Klaus Schulze's productivity has no limits. At least not until recently, since the waiting has been unbearable for many Schulze fans. In the meantime live releases, with or without Lisa Gerrard, various La Vie Electronique sets, as well as re-releases on smaller labels. That is why Shadowlands, by many, is considered the first regular album since Kontinuum from 2007. Shadowlands incorporates elements from the soundtrack to the German film Hacker, and is a breach of silence from a particularly prolific and honoured musician. A musician that creates half composed music, where it is up to the listener to finish it in his or her own image. Whether or not the expectations are proportionate with the state of reality is therefore up to the listener.
Standstill in Shadowland
From the first sweep of synthesizer, one meets a joyful, recognizable atmosphere. There are predictable chord pads in minor, and atmosphere so thick one can cut lumpy slices from it. Soon it appears that an old circus horse can not be trained to learn new tricks. The freshness, which a new album should represent, seems invariably absent.
The build-up is familiar. The dramatics are taken directly from the manual. And the obligatory arrival of sequencer is delivered as precisely as the ticking from a Rolex watch.
The first epic mastodon “Shadowlights” is a grandious nocturne, suitable for immersion activities. The atmosphere is the principal, and the production overdraws on Schulze's actual musical capacities and, not least, creativity.
A hidebound standstill from the Farscape era reigns, as well as the otherwisely excellent Kontinuum.
The violinist lifts the track to delicate and venerable heights. It is the soaring fiddling on the violin that cuts right to the nerve of the track and hits bull's eye in the emotional gamut. One seems almost, note my choice of word, almost, thrown back to the heyday of Trancefer.
After sixteen minutes the listener gets a well-earned feeling of tangible texture, when programmed drums makes the floating music stream more consequent and insistingly into the listener's sensory system. The harmony of violin and processed voices from the archive ignites something disturbingly beautiful. A crescendo is under construction and climaxes. A well known trump from Klaus Schulze's live enterprise. That creates an intensity unlike the dark, thick airiness from earlier on. “Shadowlights” gets a quick fade, and dies a beautiful death.
On the other side, comes the divided, yet inseparable amalgamation of “In Between” and “Licht Und Schatten”. By way of introduction, the narrative is opaque. Already from the diffuse and dizzying start with artificial voices, the abstract character is an immediate winner. Previously used factory settings surfaces. “Constellation Andromeda” from the re-release of Dreams, haunts the entire performance. Later on, fast sequencer embellishes the story, and it gets a sharper outline.
A bongo like (synthetic of course) entrance dresses the sound image in an eloquent psychedelic outfit. The percussion stands alone, when the second part, “Licht Und Schatten” arises. Lisa Gerrard's digital nonsense vocal influences the sound image. Weird decision to index a track here, as no remarkable progression happens, or something one would want to fast forward to.
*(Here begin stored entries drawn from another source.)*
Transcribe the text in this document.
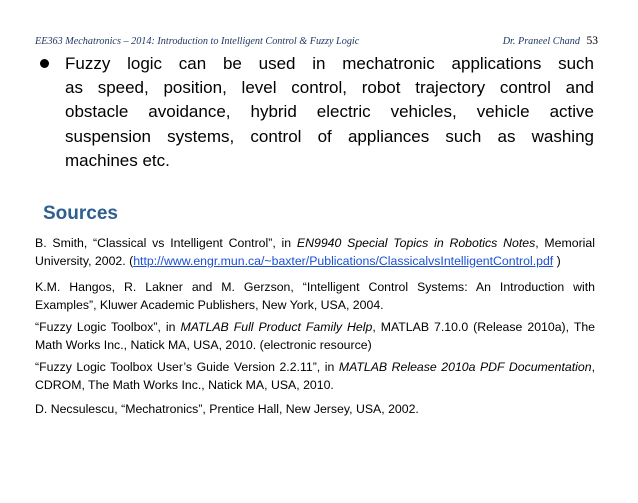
EE363 Mechatronics – 2014: Introduction to Intelligent Control & Fuzzy Logic	Dr. Praneel Chand 53
Fuzzy logic can be used in mechatronic applications such
as speed, position, level control, robot trajectory control and
obstacle avoidance, hybrid electric vehicles, vehicle active
suspension systems, control of appliances such as washing
machines etc.
Sources
B. Smith, “Classical vs Intelligent Control”, in EN9940 Special Topics in Robotics Notes, Memorial
University, 2002. (http://www.engr.mun.ca/~baxter/Publications/ClassicalvsIntelligentControl.pdf )
K.M. Hangos, R. Lakner and M. Gerzson, “Intelligent Control Systems: An Introduction with
Examples”, Kluwer Academic Publishers, New York, USA, 2004.
“Fuzzy Logic Toolbox”, in MATLAB Full Product Family Help, MATLAB 7.10.0 (Release 2010a), The
Math Works Inc., Natick MA, USA, 2010. (electronic resource)
“Fuzzy Logic Toolbox User’s Guide Version 2.2.11”, in MATLAB Release 2010a PDF Documentation,
CDROM, The Math Works Inc., Natick MA, USA, 2010.
D. Necsulescu, “Mechatronics”, Prentice Hall, New Jersey, USA, 2002.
Halfway through “Licht Und Schatten” there is a breaking up to a hybrid semi-avantgarde meets pseudo-new age, with a lamenting computerized Lisa Gerrard upfront. Well known string chords enters. A bridge is build to sequencer. The progress is static, until we once again get a quick and brief fade.
The bonus material is as long as the actual album, but might contain some of the best moments. At least in in “The Rhodes Violin”. The audience shouldn't be surprised about its kinship with “The Theme: The Rhodes Elegy” from Virtual Outback. In the same vein, a repetition goes on endlessly. A delicious, spacious motif is the backbone to cinematic improvisations, performed on primarily acoustic sounding instruments.
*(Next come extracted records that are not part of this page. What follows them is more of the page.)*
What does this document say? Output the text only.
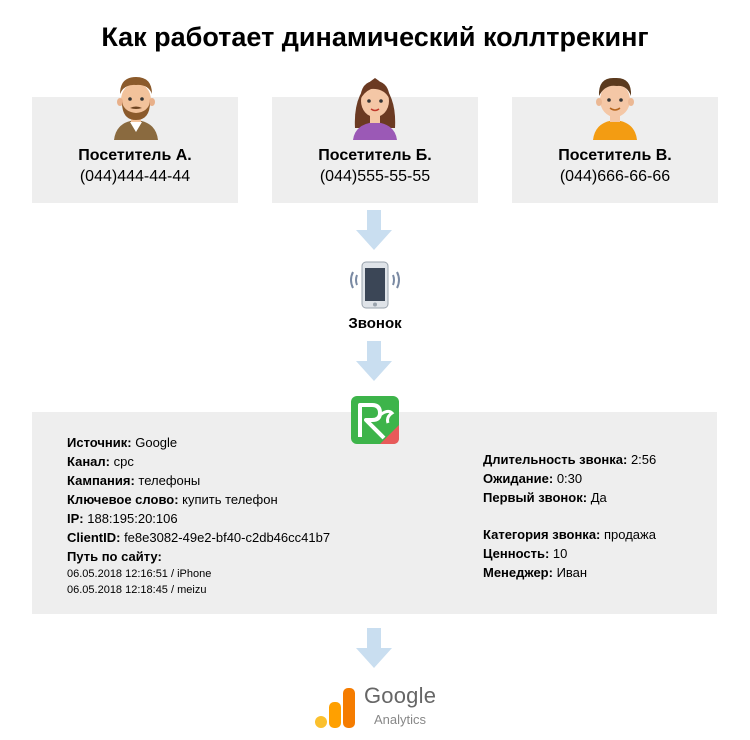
Как работает динамический коллтрекинг
Посетитель А.
(044)444-44-44
Посетитель Б.
(044)555-55-55
Посетитель В.
(044)666-66-66
Звонок
Источник: Google
Канал: cpc
Кампания: телефоны
Ключевое слово: купить телефон
IP: 188:195:20:106
ClientID: fe8e3082-49e2-bf40-c2db46cc41b7
Путь по сайту:
06.05.2018 12:16:51 / iPhone
06.05.2018 12:18:45 / meizu
Длительность звонка: 2:56
Ожидание: 0:30
Первый звонок: Да
Категория звонка: продажа
Ценность: 10
Менеджер: Иван
Google
Analytics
The narcotic, and instantly relaxing quality from “The Theme: The Rhodes Elegy” is only present during the first half of the track. Although with a special middle eastern aura.
After 26 minutes it awakes from its hibernation. The long-lived violin changes from being plucked to being played with bow, when the sequencer from disc one returns. Again Trancefer comes to mind.
The pace is increased, straight after the regulations. The fade happens quickly. Despite the well known formula, Schulze treads new land briefly, which he should do a lot more, if you ask me.
In “Tibetanian Loops” I don't hear a remote reflection of brilliance. That repetition amplifies comprehension has been exhaustedly displayed on the four, previous tracks. Symbolically, it full circles and finishes Shadowlands in a slightly bad fashion.
I am bored quite a few times during this two and a half hour long oeuvre. An effort of stark unoriginality, especially after the long wait. There are almost nothing new under the sunset. Schulze himself enters the same level as the listener, by adding to previous (after the philosophy) half-baked works, without the ability to come closer to a conclusion.
If you prefer the great wide open and loose ends, you will definitely find joy in Shadowlands brief fraction of the infinite. Isolated, Shadowlands is a King Solomon's mine of beautiful tones, if you can forget the meisterwerks from the past.